Thank you to Marius Quabeck and NerdZoom Media for being our audio producers!

On the USB-C issue, it surprises me a bit that nobody brought up UEFI and Secureboot. When Microsoft announced it, they talked about withholding Windows certification from any vendor allowing uncertifed operating systems, and didn’t have a plan in place to certify anything but Windows. They made a few compromises, but they could have easily locked Linux to old machines and small, expensive vendors.

Maybe that story resonates with me, because that fiasco brought me to Linux. I knew about it long before that, close to the beginning when people at my college spent more time recompiling kernels than actually using their computers, but the refusal to assure people that Microsoft wouldn’t use Secureboot to choke Free Software convinced me to finally give Linux a real look, which has spiraled into an (almost) all-Linux house and an increasing interest in Open Hardware and Free Culture material.

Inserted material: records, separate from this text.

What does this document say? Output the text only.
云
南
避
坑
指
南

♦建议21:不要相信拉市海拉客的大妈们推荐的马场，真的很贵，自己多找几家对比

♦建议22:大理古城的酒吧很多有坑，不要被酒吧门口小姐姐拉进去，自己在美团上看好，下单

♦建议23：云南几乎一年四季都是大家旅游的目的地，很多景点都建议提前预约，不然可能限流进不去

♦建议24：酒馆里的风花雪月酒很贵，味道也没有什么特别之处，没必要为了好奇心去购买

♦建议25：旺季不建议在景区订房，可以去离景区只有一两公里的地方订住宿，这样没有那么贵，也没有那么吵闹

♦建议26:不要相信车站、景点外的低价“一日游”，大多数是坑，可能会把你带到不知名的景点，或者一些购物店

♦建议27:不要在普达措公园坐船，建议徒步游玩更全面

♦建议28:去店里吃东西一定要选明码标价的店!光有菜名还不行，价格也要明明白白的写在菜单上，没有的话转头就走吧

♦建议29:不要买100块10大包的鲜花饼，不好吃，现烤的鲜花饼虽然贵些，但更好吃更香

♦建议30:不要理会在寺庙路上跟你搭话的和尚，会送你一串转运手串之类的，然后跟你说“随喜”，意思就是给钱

I think that this gets at the question of the difference between corporate edicts and government regulation: It takes time and effort, but we can campaign to change regulations, by influencing or replacing elected officials. Companies do that all the time. But hardware manufacturers are beholden to Microsoft (if they want to move volume) and Microsoft is beholden to its shareholders, who don’t care that a handful of affluent nerds buy their computers from System 76 or wherever. “Vote with your wallet” does work for certain cases near a tipping point, but when a company has the power to influence almost all of manufacturing except the low-volume/high-price market, that doesn’t work as well. It didn’t work when Microsoft pushed every manufacturer to install MS-DOS, and it wouldn’t work today if the major manufacturers blocked Linux entirely to retain their Windows Certification…

This is what anti-monopoly regulation is for, indeed. However, that gets watered down a lot by lawmakers who think that money should buy the right to do what you like.